Dilute the culture with yeast nitrogen base or YNB medium to a final optical density of 0.02. Co-culture C.neoformans cells with different concentrations of crude and clarified extracts by mixing 10 microliters of the extracts with 190 microliters of the diluted C.neoformans culture in a 96-well plate. Measure the growth by reading the optical density at 600 nanometers using a plate reader every 15 minutes to one hour for 72 hours at 200 RPM and 37 degrees Celsius.
The extracts of C.chinensis were able to inhibit the proteolytic activity of subtilisin A, which is related to virulence in Cryptococcus neoformans with an IC50 value of 5.3 micrograms per milliliter in crude extracts and 4.53 micrograms per milliliter in clarified extracts. The assessment of the C.chinensis extracts against processes associated with C.Neoformans virulence factor production including fungal growth, showed that there was a significant reduction in fungal growth at 37 degrees Celsius in the presence of the crude and clarified C.chinensis extracts. The assessment of the extracts against capsule, melanin production, and the formation of biofilms showed that there were no changes in capsule or melanin production in the presence of crude or clarified C.chinensis extracts.

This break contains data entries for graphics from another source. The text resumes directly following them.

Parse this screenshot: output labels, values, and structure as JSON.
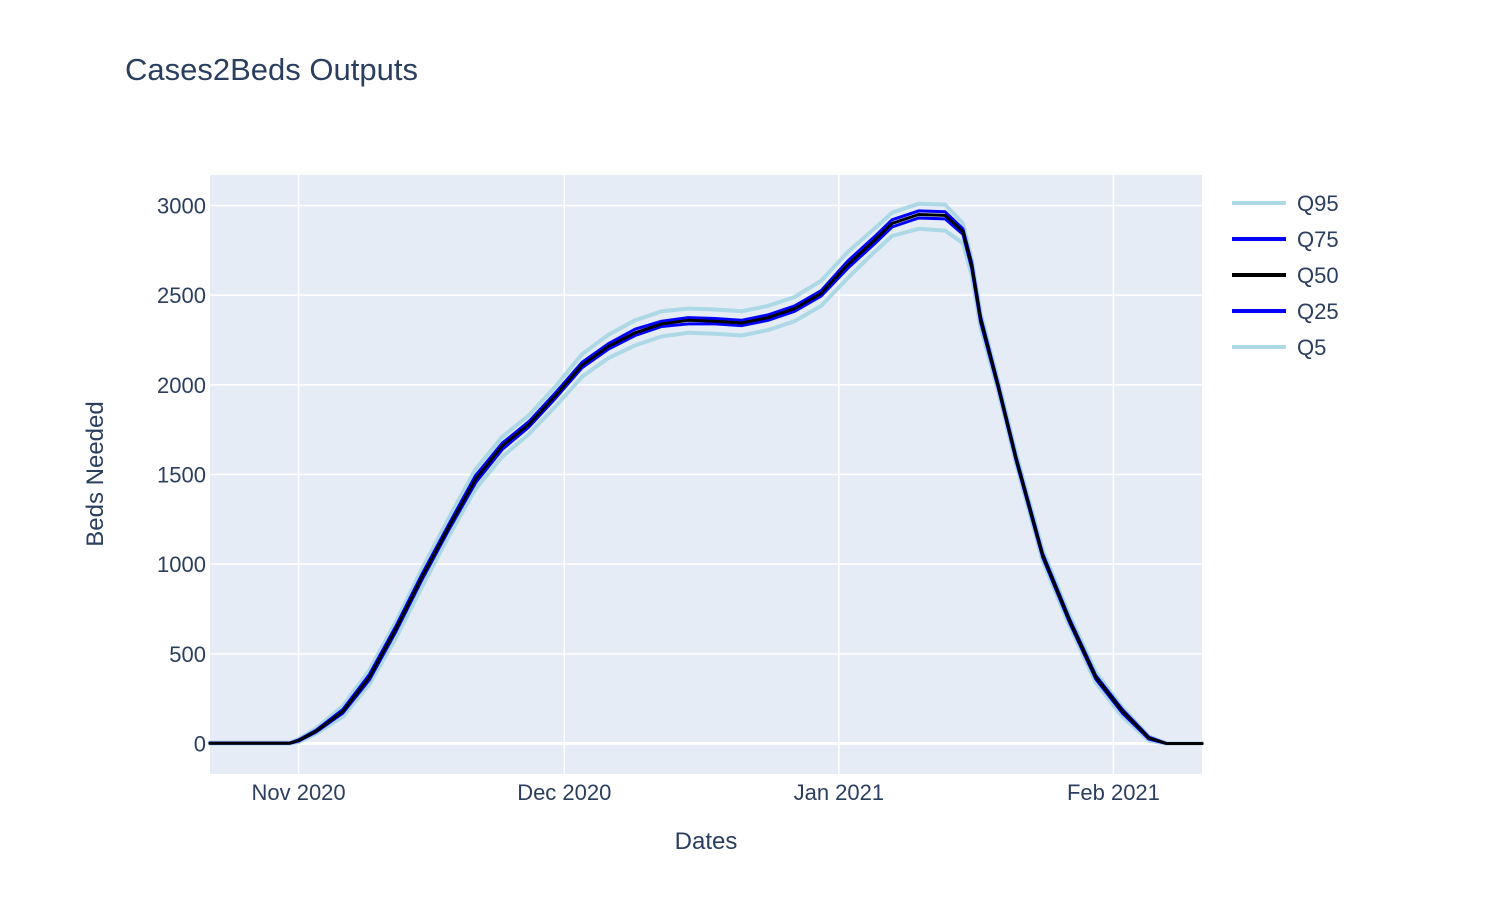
{
  "chart_data": {
    "type": "line",
    "title": "Cases2Beds Outputs",
    "xlabel": "Dates",
    "ylabel": "Beds Needed",
    "xlim": [
      "2020-10-22",
      "2021-02-11"
    ],
    "ylim": [
      -170,
      3170
    ],
    "x_ticks": [
      {
        "date": "2020-11-01",
        "label": "Nov 2020"
      },
      {
        "date": "2020-12-01",
        "label": "Dec 2020"
      },
      {
        "date": "2021-01-01",
        "label": "Jan 2021"
      },
      {
        "date": "2021-02-01",
        "label": "Feb 2021"
      }
    ],
    "y_ticks": [
      0,
      500,
      1000,
      1500,
      2000,
      2500,
      3000
    ],
    "grid": true,
    "legend_position": "right",
    "colors": {
      "plot_bg": "#e5ecf6",
      "grid": "#ffffff",
      "text": "#2a3f5f",
      "q95": "#add8e6",
      "q75": "#0000ff",
      "q50": "#000000",
      "q25": "#0000ff",
      "q5": "#add8e6"
    },
    "x": [
      "2020-10-22",
      "2020-10-25",
      "2020-10-28",
      "2020-10-31",
      "2020-11-01",
      "2020-11-03",
      "2020-11-06",
      "2020-11-09",
      "2020-11-12",
      "2020-11-15",
      "2020-11-18",
      "2020-11-21",
      "2020-11-24",
      "2020-11-27",
      "2020-11-30",
      "2020-12-03",
      "2020-12-06",
      "2020-12-09",
      "2020-12-12",
      "2020-12-15",
      "2020-12-18",
      "2020-12-21",
      "2020-12-24",
      "2020-12-27",
      "2020-12-30",
      "2021-01-02",
      "2021-01-05",
      "2021-01-07",
      "2021-01-10",
      "2021-01-13",
      "2021-01-15",
      "2021-01-16",
      "2021-01-17",
      "2021-01-19",
      "2021-01-21",
      "2021-01-24",
      "2021-01-27",
      "2021-01-30",
      "2021-02-02",
      "2021-02-05",
      "2021-02-07",
      "2021-02-09",
      "2021-02-11"
    ],
    "series": [
      {
        "name": "Q95",
        "values": [
          5,
          5,
          5,
          5,
          25,
          85,
          210,
          410,
          680,
          980,
          1260,
          1530,
          1710,
          1830,
          1990,
          2170,
          2280,
          2360,
          2410,
          2425,
          2420,
          2410,
          2440,
          2490,
          2580,
          2740,
          2870,
          2960,
          3010,
          3005,
          2900,
          2700,
          2400,
          2020,
          1620,
          1080,
          720,
          400,
          200,
          40,
          0,
          0,
          0
        ]
      },
      {
        "name": "Q75",
        "values": [
          3,
          3,
          3,
          3,
          20,
          75,
          190,
          385,
          655,
          950,
          1225,
          1495,
          1675,
          1795,
          1955,
          2125,
          2230,
          2310,
          2355,
          2375,
          2370,
          2360,
          2390,
          2440,
          2525,
          2690,
          2825,
          2920,
          2970,
          2965,
          2870,
          2680,
          2380,
          2000,
          1600,
          1060,
          700,
          380,
          190,
          35,
          0,
          0,
          0
        ]
      },
      {
        "name": "Q50",
        "values": [
          2,
          2,
          2,
          2,
          17,
          70,
          180,
          370,
          640,
          935,
          1210,
          1475,
          1660,
          1780,
          1940,
          2110,
          2215,
          2290,
          2340,
          2360,
          2355,
          2345,
          2375,
          2425,
          2510,
          2670,
          2805,
          2900,
          2950,
          2945,
          2855,
          2665,
          2365,
          1990,
          1590,
          1050,
          690,
          370,
          180,
          30,
          0,
          0,
          0
        ]
      },
      {
        "name": "Q25",
        "values": [
          1,
          1,
          1,
          1,
          14,
          65,
          170,
          355,
          625,
          920,
          1195,
          1455,
          1640,
          1765,
          1925,
          2095,
          2200,
          2275,
          2325,
          2340,
          2340,
          2330,
          2360,
          2410,
          2495,
          2650,
          2785,
          2880,
          2930,
          2925,
          2840,
          2650,
          2350,
          1980,
          1580,
          1040,
          680,
          360,
          170,
          25,
          0,
          0,
          0
        ]
      },
      {
        "name": "Q5",
        "values": [
          0,
          0,
          0,
          0,
          8,
          55,
          150,
          330,
          590,
          880,
          1160,
          1420,
          1600,
          1725,
          1880,
          2045,
          2150,
          2220,
          2270,
          2290,
          2285,
          2275,
          2305,
          2355,
          2440,
          2595,
          2740,
          2830,
          2870,
          2860,
          2790,
          2610,
          2320,
          1960,
          1560,
          1020,
          660,
          340,
          150,
          15,
          0,
          0,
          0
        ]
      }
    ]
  }
}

However, a significant reduction of 70 to 80%in biofilm formation was observed at high concentrations of the crude and clarified extracts relative to the untreated control. The protocol success depends on the proper extraction procedure including grinding, the addition of the appropriate amount of enzyme, and just reading after the addition of the substrate. The technique focuses on thermal tolerance as an important cryptococcal virulence factor.
However, other virulence factors can be assessed such as melanin and capsule production, as well as biofilm formation. These results open new pathways that constitute new approaches on antifungal strategies using natural compounds that offers more stability, specificity, and are less prone to resistance. The long-term goal is to find new methods against these fungal pathogens and minimize resistance mechanisms.